記録スキルを使えば、内容を記録することは早い。だが、内容を理解して矛盾を探すには、一枚一枚丁寧に読み込む必要がある。スキルは記録してくれるが、解釈は自分でしなければならない。
(まず、書類全体の構造を把握する)
前世でも、大量の書類を読むときは、まず全体を俯瞰してから細部を見ていた。木を見る前に森を見る、ということだ。
一時間かけて全体を把握した。
この書類群は、フォルセ子爵の商会の取引記録だ。食料品、布地、魔道具。様々な商品の売買が記録されている。一見、普通の商会の記録に見える。
だが、前世の経験から気になる点があった。
取引の量と、倉庫の実際の在庫量が合わない。
(書類上の数字が、多すぎる)
具体的に確認するため、取引記録と在庫記録を並べて見た。
やはり、ずれている。
書類上では年間で相当量の食料品が取引されているはずだが、倉庫の実際の在庫規模はそれに見合わない。どこかで数字が合わなくなっている。
(これは架空取引だろうか)
前世で、横領事件を扱ったときに似たようなパターンを見たことがある。実際には存在しない取引を書類上だけで作り、その差額を横領するという手口だ。
そして。もう一点。
昨日見た「不自然な記号」が挿入された書類は、特定の日付に集中していた。その日付を確認すると。十日前の夜会の直後だった。
(日付が一致している)
私は手を止めた。
十日前の夜会。ヴィオネ嬢の婚約破棄が宣言された日と、同じだ。
もしくは、その直後に書類が書き直されたとすると。
(これは偶然ではない)
スキルが静かに反応した。論理の矛盾を感知するスキルだ。複数の書類を重ね合わせたときに、整合性のとれない部分を光が当たるように示してくれる。
今、そのスキルが一点を示していた。
フォルセ子爵と、今回の証言者。クリスタン男爵の間に、共通する取引記録がある。
書類の上では、普通の取引だ。だが、その中に挿入された記号を含む書類が、一通だけある。
前世の感覚が囁いた。
(これが、すべての起点になるかもしれない)
部屋の外に声をかけた。
「調査官殿、少しよろしいですか」
しばらくしてアルドが入ってきた。
「何か見つかったか」
「書類上の取引量と、倉庫の在庫記録のずれがあります。それと。」
私は該当の書類を開いて示した。
「この取引記録の日付が、十日前の夜会の直後に集中しています。そしてこの一通に、昨日確認した不自然な記号が含まれています」
アルドが書類を受け取り、目を落とした。
しばらくの沈黙。
「フォルセ子爵とクリスタン男爵の取引記録か」
「はい。表向きは普通の取引ですが、この記号が含まれているのはこの一通だけです」
「クリスタン男爵は、今回の証言者だ」
「……そうなのですか」
私は知らなかった。聞いていなかった。
アルドが書類を机に置き、私を見た。
「これは、今朝まで誰も気づいていなかった」
「私も、気づいたのはつい先ほどです。ただ、前世で架空取引の事件を扱ったことがあって、似たようなパターンを知っていたので」
「前世の知識か」
「はい」
アルドが少し間を置いた。
「見せてもらっていいか」
「どうぞ」
書類を広げ、矛盾点を一つずつ説明した。アルドは話を遮らず、聞いていた。それはいつもと同じだったが、何かが違った。

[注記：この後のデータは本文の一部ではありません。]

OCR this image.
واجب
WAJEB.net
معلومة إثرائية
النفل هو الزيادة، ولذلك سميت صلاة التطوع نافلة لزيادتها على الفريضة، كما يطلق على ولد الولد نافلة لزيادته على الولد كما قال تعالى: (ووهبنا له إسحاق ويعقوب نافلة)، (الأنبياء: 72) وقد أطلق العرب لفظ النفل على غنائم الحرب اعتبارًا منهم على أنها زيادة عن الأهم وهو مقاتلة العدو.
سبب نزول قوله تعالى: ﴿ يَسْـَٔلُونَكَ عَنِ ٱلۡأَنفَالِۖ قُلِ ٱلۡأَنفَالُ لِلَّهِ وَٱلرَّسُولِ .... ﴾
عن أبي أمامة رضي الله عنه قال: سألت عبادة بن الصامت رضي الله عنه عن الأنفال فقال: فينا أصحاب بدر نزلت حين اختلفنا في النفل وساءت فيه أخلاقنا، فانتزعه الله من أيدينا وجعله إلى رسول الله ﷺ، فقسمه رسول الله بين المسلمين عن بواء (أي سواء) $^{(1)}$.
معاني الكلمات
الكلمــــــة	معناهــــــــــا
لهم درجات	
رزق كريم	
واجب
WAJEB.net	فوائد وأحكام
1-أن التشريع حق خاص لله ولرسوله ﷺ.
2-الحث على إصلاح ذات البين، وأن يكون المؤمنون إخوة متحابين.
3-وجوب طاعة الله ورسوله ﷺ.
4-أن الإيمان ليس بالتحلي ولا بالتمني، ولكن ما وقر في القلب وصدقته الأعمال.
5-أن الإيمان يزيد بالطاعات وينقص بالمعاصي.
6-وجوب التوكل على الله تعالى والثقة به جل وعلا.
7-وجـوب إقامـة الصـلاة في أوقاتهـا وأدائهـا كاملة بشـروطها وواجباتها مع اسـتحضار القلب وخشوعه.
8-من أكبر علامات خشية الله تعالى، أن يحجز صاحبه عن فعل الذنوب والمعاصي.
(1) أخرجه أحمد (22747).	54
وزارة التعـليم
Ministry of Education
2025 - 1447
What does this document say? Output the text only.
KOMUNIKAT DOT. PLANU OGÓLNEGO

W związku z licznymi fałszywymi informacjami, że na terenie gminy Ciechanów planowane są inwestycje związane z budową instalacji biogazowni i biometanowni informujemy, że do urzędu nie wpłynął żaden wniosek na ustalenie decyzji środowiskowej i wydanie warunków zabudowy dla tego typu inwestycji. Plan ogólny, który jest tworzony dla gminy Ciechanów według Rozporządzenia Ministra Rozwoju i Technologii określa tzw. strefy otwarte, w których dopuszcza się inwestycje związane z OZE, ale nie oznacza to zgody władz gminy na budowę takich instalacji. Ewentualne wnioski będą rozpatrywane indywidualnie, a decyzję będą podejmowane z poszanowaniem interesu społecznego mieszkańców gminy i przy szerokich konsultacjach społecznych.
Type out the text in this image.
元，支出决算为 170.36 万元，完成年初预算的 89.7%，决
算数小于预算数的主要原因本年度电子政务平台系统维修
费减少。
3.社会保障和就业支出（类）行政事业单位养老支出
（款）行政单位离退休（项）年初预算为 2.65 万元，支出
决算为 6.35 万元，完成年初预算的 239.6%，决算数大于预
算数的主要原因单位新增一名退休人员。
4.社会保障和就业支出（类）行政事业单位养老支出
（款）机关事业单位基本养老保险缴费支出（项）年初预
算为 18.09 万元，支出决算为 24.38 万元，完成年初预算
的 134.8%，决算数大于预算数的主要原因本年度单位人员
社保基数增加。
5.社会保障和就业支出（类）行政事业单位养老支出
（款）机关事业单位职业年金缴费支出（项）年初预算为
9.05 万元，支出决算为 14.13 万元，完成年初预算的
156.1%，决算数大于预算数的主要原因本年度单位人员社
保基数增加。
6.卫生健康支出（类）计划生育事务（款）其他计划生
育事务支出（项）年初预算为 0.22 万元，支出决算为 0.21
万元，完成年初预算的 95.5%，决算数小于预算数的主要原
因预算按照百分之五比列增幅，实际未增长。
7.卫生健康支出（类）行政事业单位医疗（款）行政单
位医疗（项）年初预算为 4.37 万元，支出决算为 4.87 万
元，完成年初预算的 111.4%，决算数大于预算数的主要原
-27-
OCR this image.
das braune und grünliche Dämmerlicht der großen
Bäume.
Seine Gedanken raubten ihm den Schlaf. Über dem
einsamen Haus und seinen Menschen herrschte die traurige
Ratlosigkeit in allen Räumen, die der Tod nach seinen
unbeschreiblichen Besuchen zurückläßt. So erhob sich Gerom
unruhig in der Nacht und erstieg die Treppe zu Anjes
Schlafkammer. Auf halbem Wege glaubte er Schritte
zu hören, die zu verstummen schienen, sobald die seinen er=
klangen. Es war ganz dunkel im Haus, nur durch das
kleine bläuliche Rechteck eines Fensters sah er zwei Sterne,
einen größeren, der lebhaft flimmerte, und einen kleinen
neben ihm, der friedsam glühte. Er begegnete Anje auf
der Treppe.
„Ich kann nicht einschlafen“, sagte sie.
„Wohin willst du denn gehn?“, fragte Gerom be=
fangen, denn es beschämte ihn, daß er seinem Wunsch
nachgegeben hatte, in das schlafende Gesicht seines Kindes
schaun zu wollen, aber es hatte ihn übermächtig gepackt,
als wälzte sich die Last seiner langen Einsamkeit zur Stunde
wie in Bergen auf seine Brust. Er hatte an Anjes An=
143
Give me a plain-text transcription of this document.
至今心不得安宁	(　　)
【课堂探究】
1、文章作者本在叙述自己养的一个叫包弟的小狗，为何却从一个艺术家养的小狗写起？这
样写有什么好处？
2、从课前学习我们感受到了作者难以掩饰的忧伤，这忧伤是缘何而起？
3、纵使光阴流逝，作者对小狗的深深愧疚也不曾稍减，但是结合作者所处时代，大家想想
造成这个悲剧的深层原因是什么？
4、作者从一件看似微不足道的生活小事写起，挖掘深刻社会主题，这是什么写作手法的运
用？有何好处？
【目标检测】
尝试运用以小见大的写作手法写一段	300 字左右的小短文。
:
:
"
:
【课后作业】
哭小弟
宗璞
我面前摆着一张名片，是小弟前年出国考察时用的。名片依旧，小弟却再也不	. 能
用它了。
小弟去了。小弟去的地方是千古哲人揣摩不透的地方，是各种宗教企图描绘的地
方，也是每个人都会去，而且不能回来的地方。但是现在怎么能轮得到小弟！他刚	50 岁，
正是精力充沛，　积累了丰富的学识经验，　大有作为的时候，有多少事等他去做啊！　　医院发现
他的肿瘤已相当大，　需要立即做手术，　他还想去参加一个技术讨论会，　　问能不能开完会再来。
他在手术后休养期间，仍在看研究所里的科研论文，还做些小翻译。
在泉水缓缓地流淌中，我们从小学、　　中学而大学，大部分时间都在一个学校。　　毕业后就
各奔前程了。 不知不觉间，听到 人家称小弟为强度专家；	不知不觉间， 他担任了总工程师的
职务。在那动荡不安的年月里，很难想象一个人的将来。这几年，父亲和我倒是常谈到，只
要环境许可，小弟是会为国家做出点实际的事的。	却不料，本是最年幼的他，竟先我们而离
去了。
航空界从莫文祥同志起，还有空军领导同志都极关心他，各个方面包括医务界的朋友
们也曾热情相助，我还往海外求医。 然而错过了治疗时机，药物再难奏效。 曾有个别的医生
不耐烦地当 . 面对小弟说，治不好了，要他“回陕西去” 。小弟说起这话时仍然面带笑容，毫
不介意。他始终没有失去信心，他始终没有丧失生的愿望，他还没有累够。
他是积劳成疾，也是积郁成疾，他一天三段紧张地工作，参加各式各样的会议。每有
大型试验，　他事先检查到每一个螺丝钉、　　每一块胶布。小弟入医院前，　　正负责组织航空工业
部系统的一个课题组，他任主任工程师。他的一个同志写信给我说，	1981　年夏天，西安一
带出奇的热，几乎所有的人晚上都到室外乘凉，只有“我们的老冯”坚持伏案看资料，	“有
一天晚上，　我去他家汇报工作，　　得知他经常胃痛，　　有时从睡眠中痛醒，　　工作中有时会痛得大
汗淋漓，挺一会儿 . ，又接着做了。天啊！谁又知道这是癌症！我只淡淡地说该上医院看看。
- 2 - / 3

今日のアルドは、私の話を「証言者の証言として聞く」のではなく、「同じ情報を持つ者として確認する」ような聞き方をしていた。
前世で、同僚の弁護士と事件を話し合うときの感覚に、少し似ていた。
説明が終わると、アルドは静かに言った。
「これは、単純な婚約破棄の案件ではない」
「そう思います」
「黒幕がいる」
「証拠としては断片的ですが、この書類の流れは、誰かが意図的に動かしている可能性を示しています」
アルドが腕を組んだ。
「フォルセ子爵は、被害者側か、加担者側か」
「書類だけでは判断できません。ただ、クリスタン男爵との接点は確かにあります」
「クリスタン男爵は証言者だ。つまり。」
「証言の信憑性に疑義が生じます」
静かな確認だった。二人でパズルの同じ面を見ている感覚。
アルドが書類をまとめた。
「このまま局で保管する。後で詳細な分析を行う」
「はい」
「今日の作業、助かった」
「お役に立てれば」
「立てた」
短い言葉だったが、今日はそれだけで十分だった。
帰り道、馬車の中で私は思った。
(この書類が、何を暴くことになるのだろう)
黒幕がいる。その言葉が、頭の中でゆっくり広がっていった。